Will looked at this strange little group, his gang for the day, and tried to make some sense of it. All these ripples and connections! He couldn’t get his head round them. He was not a man given to mystical moments, even under the influence of narcotics, but he was very worried that he was having one now, for some reason: maybe it was something to do with Marcus walking away from his mother and over to him? Whatever the explanation, it was making him feel very peculiar. Some of these people he hadn’t known until today; some of them he had only known for a little while, and even then he couldn’t say that he knew them well. But here they were anyway, one of them clutching a cardboard cut-out Kurt Cobain, one of them in a plaster cast, one of them crying, all of them bound to each other in ways that it would be almost impossible to explain to anyone who had just wandered in. Will couldn’t recall ever having been caught up in this sort of messy, sprawling, chaotic web before; it was almost as if he had been given a glimpse of what it was like to be human. It wasn’t too bad, really; he wouldn’t even mind being human on a full-time basis.

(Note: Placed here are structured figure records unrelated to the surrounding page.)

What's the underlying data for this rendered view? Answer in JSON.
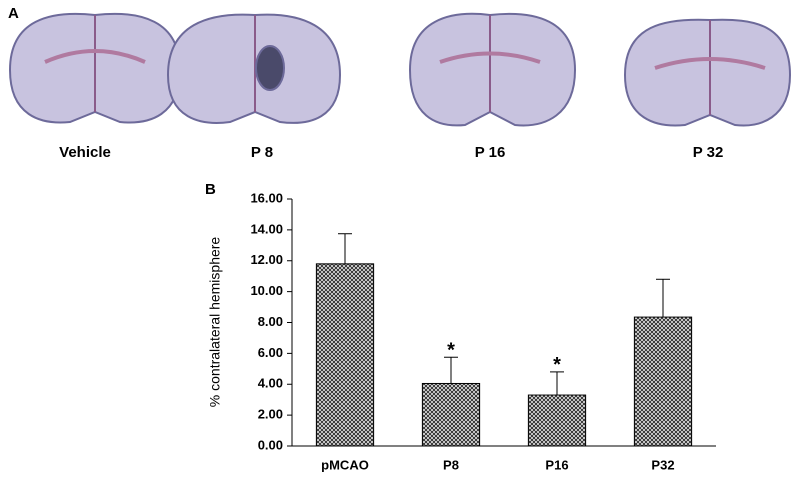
{
  "panels": {
    "a": {
      "label": "A",
      "images": [
        "Vehicle",
        "P 8",
        "P 16",
        "P 32"
      ]
    },
    "b": {
      "label": "B"
    }
  },
  "chart_data": {
    "type": "bar",
    "ylabel": "% contralateral hemisphere",
    "categories": [
      "pMCAO",
      "P8",
      "P16",
      "P32"
    ],
    "values": [
      11.8,
      4.05,
      3.3,
      8.35
    ],
    "errors": [
      1.95,
      1.7,
      1.5,
      2.45
    ],
    "significance": [
      null,
      "*",
      "*",
      null
    ],
    "color": "#333333",
    "ylim": [
      0,
      16
    ],
    "yticks": [
      {
        "value": 0,
        "label": "0.00"
      },
      {
        "value": 2,
        "label": "2.00"
      },
      {
        "value": 4,
        "label": "4.00"
      },
      {
        "value": 6,
        "label": "6.00"
      },
      {
        "value": 8,
        "label": "8.00"
      },
      {
        "value": 10,
        "label": "10.00"
      },
      {
        "value": 12,
        "label": "12.00"
      },
      {
        "value": 14,
        "label": "14.00"
      },
      {
        "value": 16,
        "label": "16.00"
      }
    ]
  }
}
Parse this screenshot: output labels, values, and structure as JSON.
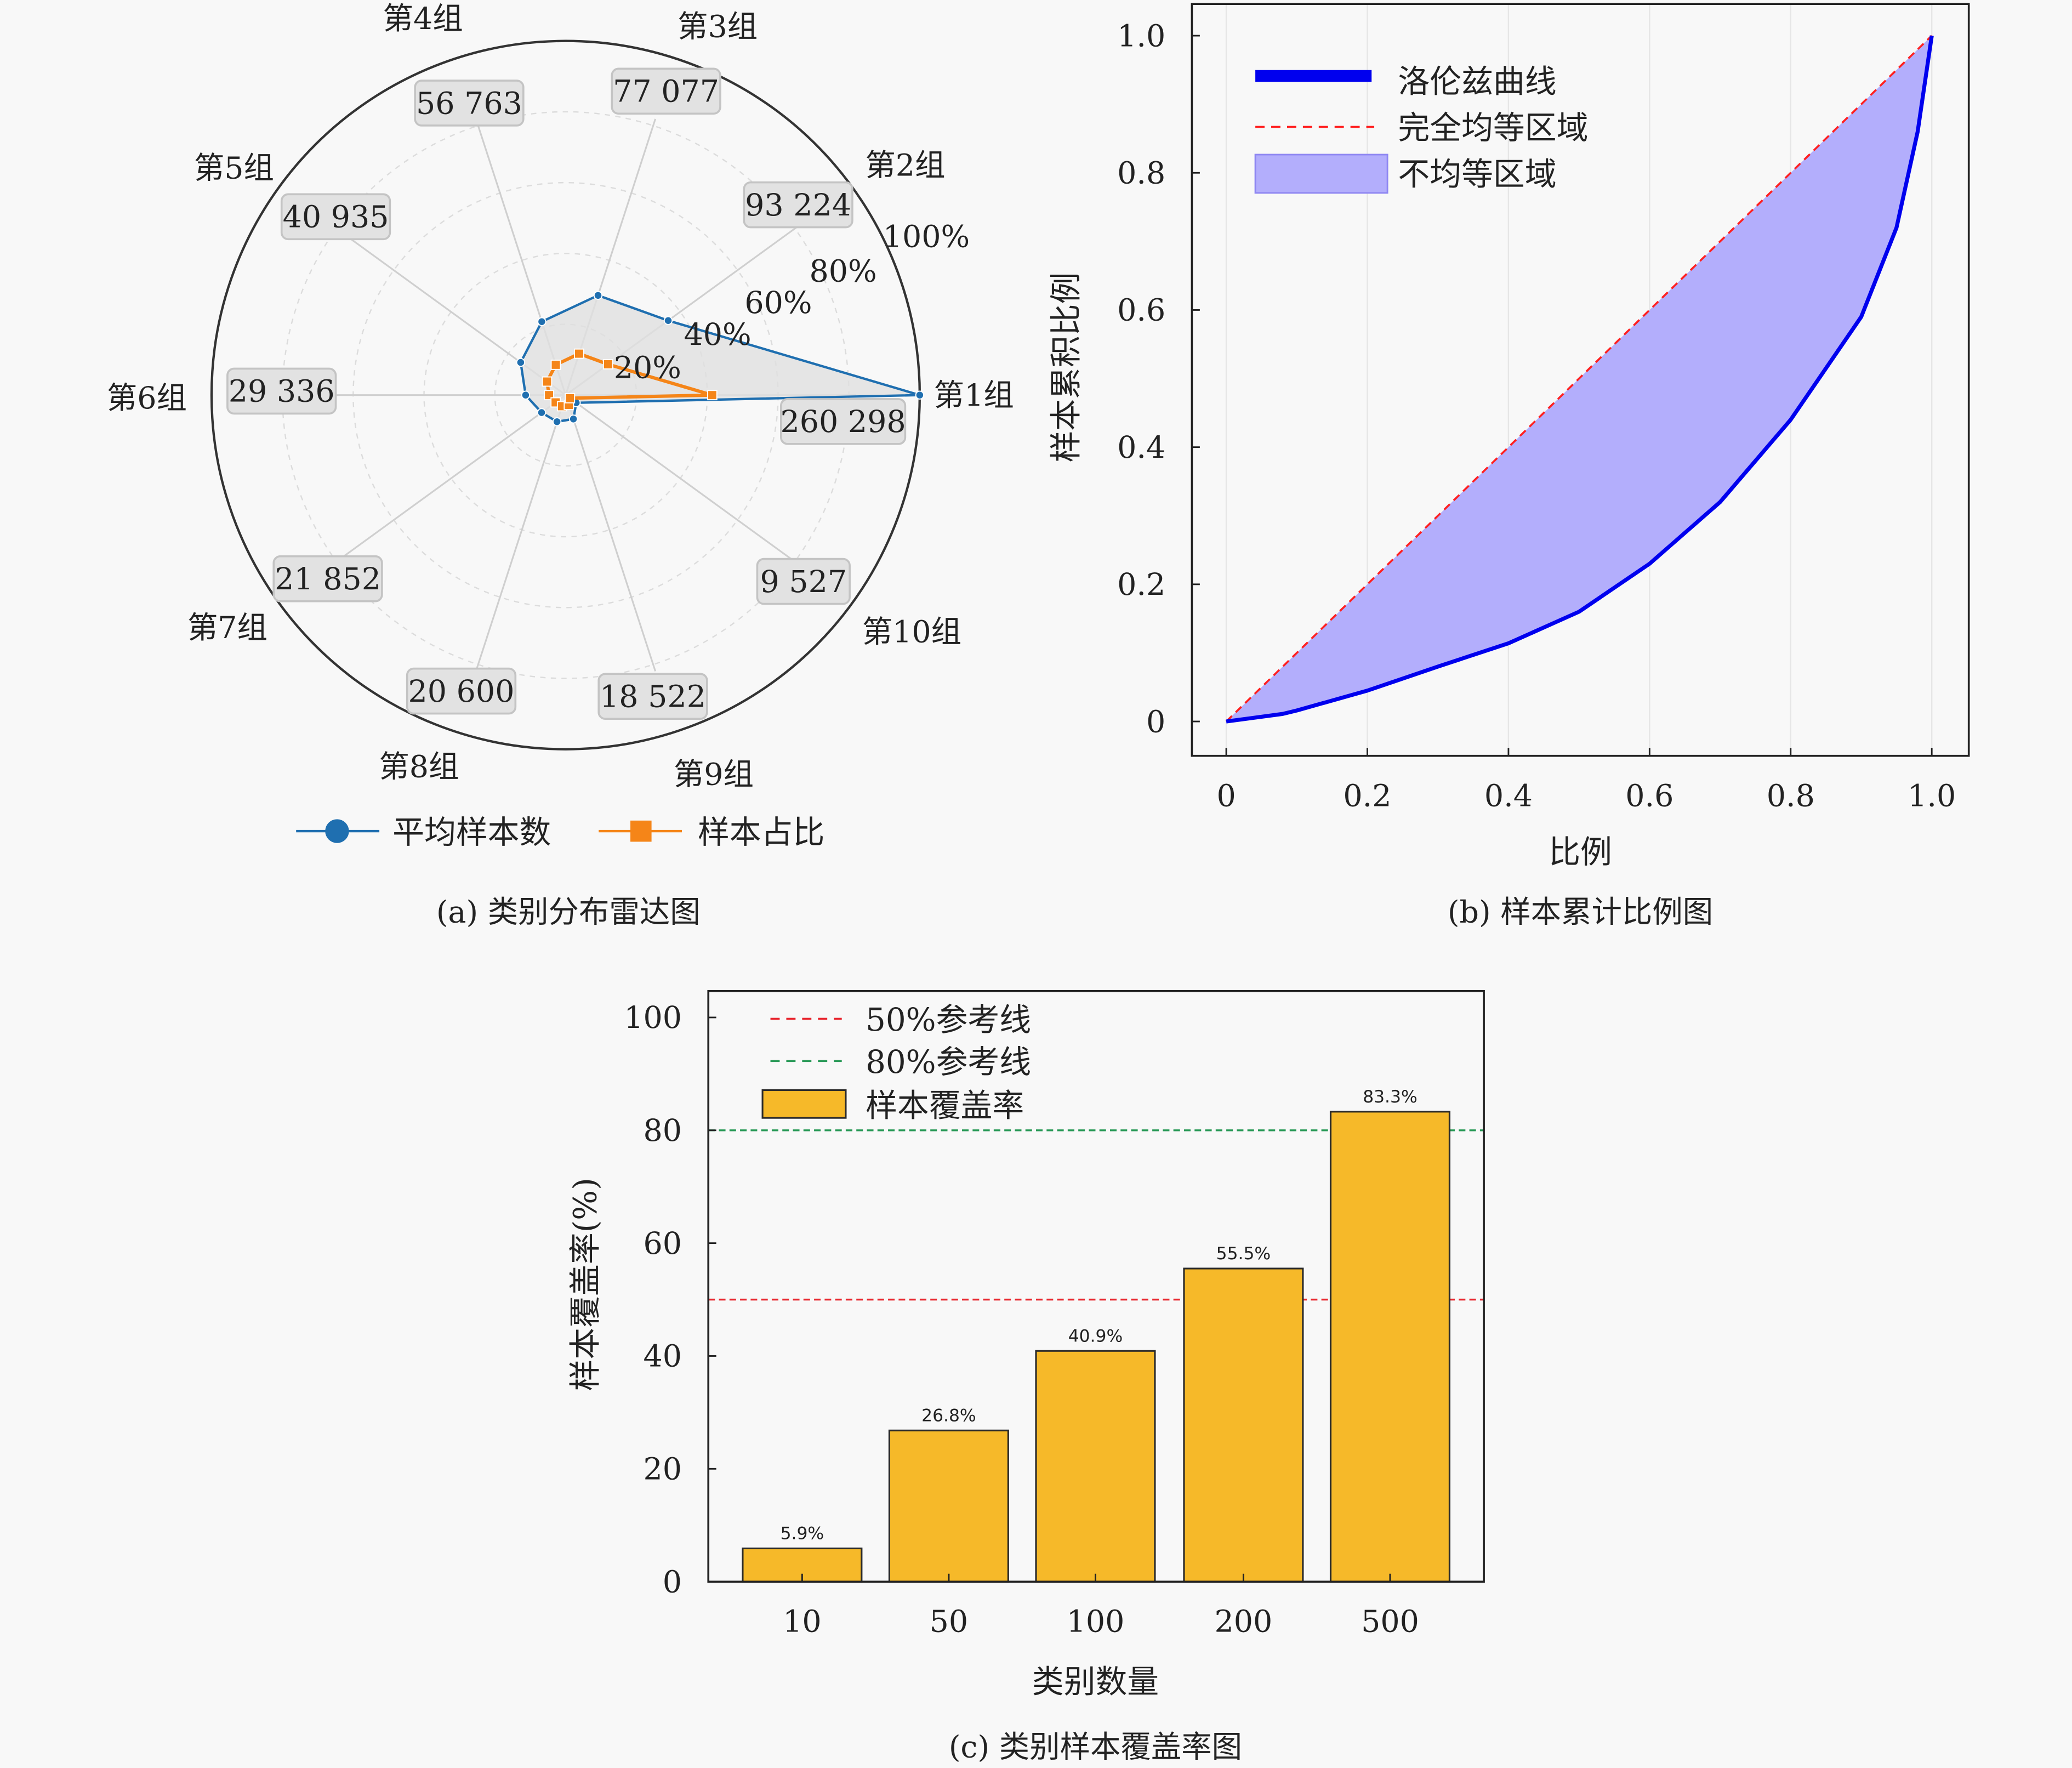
{
  "figure": {
    "caption_a": "(a) 类别分布雷达图",
    "caption_b": "(b) 样本累计比例图",
    "caption_c": "(c) 类别样本覆盖率图"
  },
  "chart_data": [
    {
      "type": "radar",
      "categories": [
        "第1组",
        "第2组",
        "第3组",
        "第4组",
        "第5组",
        "第6组",
        "第7组",
        "第8组",
        "第9组",
        "第10组"
      ],
      "value_labels": [
        "260 298",
        "93 224",
        "77 077",
        "56 763",
        "40 935",
        "29 336",
        "21 852",
        "20 600",
        "18 522",
        "9 527"
      ],
      "radial_ticks": [
        "20%",
        "40%",
        "60%",
        "80%",
        "100%"
      ],
      "radial_range": [
        0,
        1
      ],
      "series": [
        {
          "name": "平均样本数",
          "color": "#1f6fb0",
          "marker": "circle",
          "values": [
            1.0,
            0.358,
            0.296,
            0.218,
            0.157,
            0.113,
            0.084,
            0.079,
            0.071,
            0.037
          ]
        },
        {
          "name": "样本占比",
          "color": "#f58518",
          "marker": "square",
          "values": [
            0.414,
            0.148,
            0.123,
            0.09,
            0.065,
            0.047,
            0.035,
            0.033,
            0.029,
            0.015
          ]
        }
      ],
      "fill_color": "#e0e0e0",
      "legend_position": "bottom"
    },
    {
      "type": "area",
      "xlabel": "比例",
      "ylabel": "样本累积比例",
      "xlim": [
        0,
        1
      ],
      "ylim": [
        0,
        1
      ],
      "xticks": [
        "0",
        "0.2",
        "0.4",
        "0.6",
        "0.8",
        "1.0"
      ],
      "yticks": [
        "0",
        "0.2",
        "0.4",
        "0.6",
        "0.8",
        "1.0"
      ],
      "grid": "vertical",
      "legend_position": "top-left",
      "series": [
        {
          "name": "洛伦兹曲线",
          "color": "#0000ee",
          "style": "solid",
          "x": [
            0,
            0.08,
            0.1,
            0.2,
            0.3,
            0.4,
            0.5,
            0.6,
            0.7,
            0.8,
            0.9,
            0.95,
            0.98,
            1.0
          ],
          "y": [
            0,
            0.011,
            0.016,
            0.045,
            0.08,
            0.114,
            0.16,
            0.23,
            0.32,
            0.44,
            0.59,
            0.72,
            0.86,
            1.0
          ]
        },
        {
          "name": "完全均等区域",
          "color": "#ff2020",
          "style": "dashed",
          "x": [
            0,
            1
          ],
          "y": [
            0,
            1
          ]
        },
        {
          "name": "不均等区域",
          "color": "#b3aefc",
          "style": "fill"
        }
      ]
    },
    {
      "type": "bar",
      "xlabel": "类别数量",
      "ylabel": "样本覆盖率(%)",
      "categories": [
        "10",
        "50",
        "100",
        "200",
        "500"
      ],
      "values": [
        5.9,
        26.8,
        40.9,
        55.5,
        83.3
      ],
      "data_labels": [
        "5.9%",
        "26.8%",
        "40.9%",
        "55.5%",
        "83.3%"
      ],
      "ylim": [
        0,
        100
      ],
      "yticks": [
        "0",
        "20",
        "40",
        "60",
        "80",
        "100"
      ],
      "legend_position": "top-left",
      "reference_lines": [
        {
          "name": "50%参考线",
          "value": 50,
          "color": "#e8262e"
        },
        {
          "name": "80%参考线",
          "value": 80,
          "color": "#2a9a58"
        }
      ],
      "series": [
        {
          "name": "样本覆盖率",
          "color": "#f6b929"
        }
      ]
    }
  ]
}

They all went to the nearest burger bar for supper. Ruth and Ellie sat apart and ate chips and smoked and whispered; Marcus and his relatives carried on the sniping they had embarked on with such enthusiasm in the police station. Clive wanted Marcus to complete his journey to Cambridge, but Fiona felt he should return to London, while Marcus seemed too confused by his afternoon to feel anything very much.
‘Why was Ellie with you in the first place?’ Will asked him.
‘I can’t remember now,’ said Marcus. ‘She just wanted to come.’
‘Was she going to stay with us?’ asked Clive.
‘Dunno. S’pose so.’
‘Thanks for asking us first.’
‘Ellie’s not right for me,’ said Marcus firmly.
‘You’ve worked that out, have you?’ said Will.
‘I’m not sure who she is right for,’ said Katrina.
‘I think we’ll always be friends,’ Marcus continued. ‘But I don’t know. I think I ought to look for someone less—’
‘Less rude and mad? Less violent? Less bloody stupid? There are any number of lesses I can think of.’ This contribution was from Ellie’s mother.
‘Less different from me,’ said Marcus diplomatically.
‘Well, good luck,’ said Katrina. ‘There are a lot of us who’ve spent half our lives looking for someone less different from us, and we haven’t found them so far.’
‘Is it that hard?’ asked Marcus.
‘It’s the hardest thing in the world,’ said Fiona, with more feeling than Will wanted to contemplate.
‘Why do you think we’re all single?’ said Katrina.
Was that really it? Will wondered. Was that what they were all doing, looking for someone less different? Was that what he was doing? Rachel was dynamic and thoughtful and focused and caring and different in more ways than he could count, but the whole point of Rachel, as far as Will was concerned, was that she wasn’t him. There was a flaw in Katrina’s logic, then. This thing about looking for someone less different… It only really worked, he realized, if you were convinced that being you wasn’t so bad in the first place.